The marriage of a woman who wed her husband in an Islamic ceremony should not have been declared void, the Court of Appeal has ruled, in a case we say could have significant consequences for marital rights.
Her Majesty’s Attorney General v Akhter and Khan concerns a decision by Mr Justice Williams, in the family court, to pronounce a decree nisi of nullity. The couple wed in an Islamic ceremony which took place in a London restaurant in 1998. They knew the ceremony had no legal effect and intended to follow it up with a civil marriage ceremony compliant with English law, but this did not happen.
The wife issued a divorce petition in 2016, relying on the Islamic ceremony. The husband said the couple were not legally married. The wife then relied on the presumption of marriage and, alternatively, sought a decree of nullity under the Matrimonial Causes Act 1973. The attorney general intervened in the proceedings and argued that the petitioner was not entitled to a decree of nullity because the ceremony was of no legal effect.
Williams said the court was justified in taking a ‘holistic view of a process rather than a single ceremony’ and ruled that the wife was entitled to a decree of nullity.
However, in a judgment handed down today, the appeal court said the ceremony did not create a void marriage because it was a non-qualifying ceremony. ‘The parties were not marrying “under the provisions” of part II of the 1949 Marriage Act. The ceremony itself would have been permitted under section 44 if it had met the requirements of the law and had been performed in a registered building, but it was not. In addition, no notice had been given to the superintendent registrar, no certificates had been issued, and no registrar or authorised person was present at the ceremony. It was not, therefore, a marriage within the scope of, in particular, the provisions of section 26 of the 1949 act. We would also add that the parties knew that the ceremony had no legal effect and that they would need to undertake another ceremony which complied with the requirements of the 1949 act if they were to be validly married,’ the appeal court said.
The ruling has prompted calls for marriage laws to be updated. It is an unfortunate fact that every year thousands of women, usually muslim women, take part in these types of ceremonies and believe that they are legally married. Only when the relationship sours do they discover, to their shock and amazement, that they are not legally married and that the protections that the law gives to married women do not apply to them. Due to this, these women will miss out on a fair division of their husband’s assets and will have no rights of inheritance.
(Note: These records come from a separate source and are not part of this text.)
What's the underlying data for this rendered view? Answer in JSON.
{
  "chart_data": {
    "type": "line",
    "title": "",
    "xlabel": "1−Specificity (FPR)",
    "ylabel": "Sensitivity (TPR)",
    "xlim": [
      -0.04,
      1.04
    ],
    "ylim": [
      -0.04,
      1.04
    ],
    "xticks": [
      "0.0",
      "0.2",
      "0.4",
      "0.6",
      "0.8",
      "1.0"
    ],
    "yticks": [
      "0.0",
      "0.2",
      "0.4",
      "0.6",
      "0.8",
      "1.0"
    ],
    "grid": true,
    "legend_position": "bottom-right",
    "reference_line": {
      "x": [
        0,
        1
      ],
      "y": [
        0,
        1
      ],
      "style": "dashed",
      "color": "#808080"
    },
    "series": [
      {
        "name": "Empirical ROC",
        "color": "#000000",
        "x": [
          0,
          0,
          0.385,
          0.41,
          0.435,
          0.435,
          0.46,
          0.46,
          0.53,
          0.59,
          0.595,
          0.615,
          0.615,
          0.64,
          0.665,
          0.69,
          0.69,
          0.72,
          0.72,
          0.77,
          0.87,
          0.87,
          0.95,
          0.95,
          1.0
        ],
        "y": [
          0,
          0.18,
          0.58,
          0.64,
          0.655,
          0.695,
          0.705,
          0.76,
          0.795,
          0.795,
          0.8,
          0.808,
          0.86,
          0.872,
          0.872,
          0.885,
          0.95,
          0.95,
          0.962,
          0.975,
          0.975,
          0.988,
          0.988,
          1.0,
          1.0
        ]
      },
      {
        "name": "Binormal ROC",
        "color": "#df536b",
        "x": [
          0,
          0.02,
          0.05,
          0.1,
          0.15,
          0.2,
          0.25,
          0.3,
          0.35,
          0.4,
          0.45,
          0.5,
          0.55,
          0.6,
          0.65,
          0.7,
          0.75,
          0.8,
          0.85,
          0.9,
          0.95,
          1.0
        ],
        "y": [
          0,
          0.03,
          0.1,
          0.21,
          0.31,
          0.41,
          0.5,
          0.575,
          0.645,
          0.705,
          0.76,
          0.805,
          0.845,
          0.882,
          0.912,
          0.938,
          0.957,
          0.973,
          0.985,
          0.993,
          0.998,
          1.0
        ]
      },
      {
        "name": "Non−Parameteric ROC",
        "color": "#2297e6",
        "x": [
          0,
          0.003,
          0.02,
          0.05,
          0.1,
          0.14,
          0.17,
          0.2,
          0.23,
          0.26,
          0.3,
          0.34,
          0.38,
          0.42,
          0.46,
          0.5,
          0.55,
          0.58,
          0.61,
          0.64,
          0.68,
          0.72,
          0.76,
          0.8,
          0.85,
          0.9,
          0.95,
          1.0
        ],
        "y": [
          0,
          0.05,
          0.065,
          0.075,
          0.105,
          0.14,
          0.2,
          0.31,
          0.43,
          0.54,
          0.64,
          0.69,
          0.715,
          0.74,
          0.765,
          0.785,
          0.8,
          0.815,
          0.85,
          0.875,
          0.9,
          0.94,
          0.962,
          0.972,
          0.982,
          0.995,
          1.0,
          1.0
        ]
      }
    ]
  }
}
The previous High Court decision had given long needed hope to many women who are going through matrimonial breakdown with their Muslim husband’s, only to discover the English law does not recognise their marriage at all. However; today’s judgement, as unwelcome as it is, confirms the old position that these women will not be protected by the courts, unless the law of the land is changed. The only body who has the power to change the law is Parliament, which will need to pass a new law to help protect these women.
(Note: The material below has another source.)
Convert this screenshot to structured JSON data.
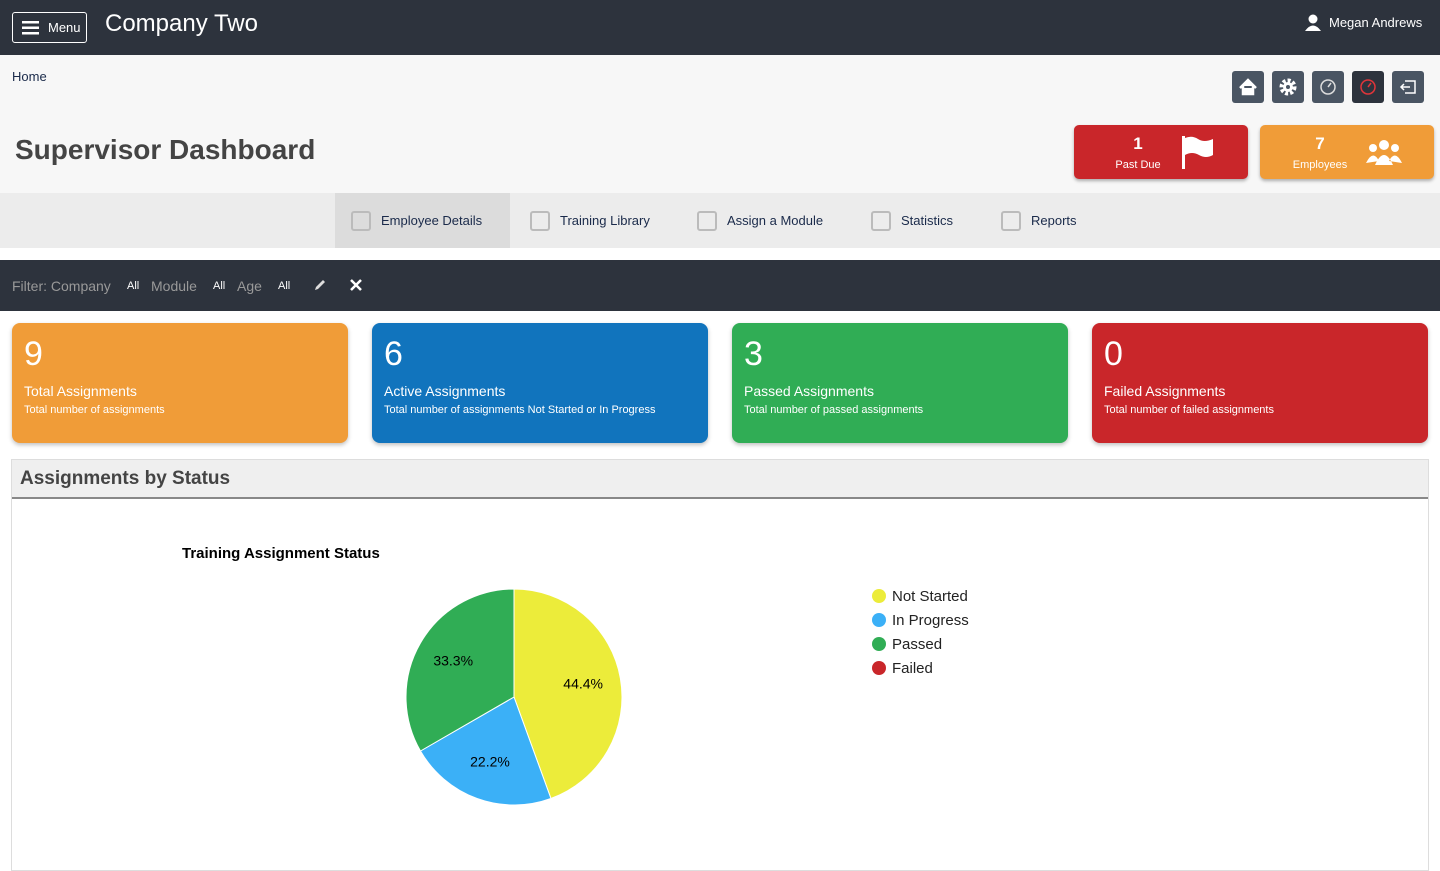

The issue being discussed here relates only to Muslim marriages that are conducted inside England & Wales. Those Muslim couples who marry according to their Islamic beliefs abroad are almost always validly married and those marriages are legal in England. But couples who actually have their marriage ceremony in England or Wales without a proper registration with the Registrar of Marriages, they are the ones affected by this decision.
Although this case involves a Muslim couple, the same law applies to any other religious couple who decide to marry in England using only their religious procedure and not the official Registrar of Marriages route.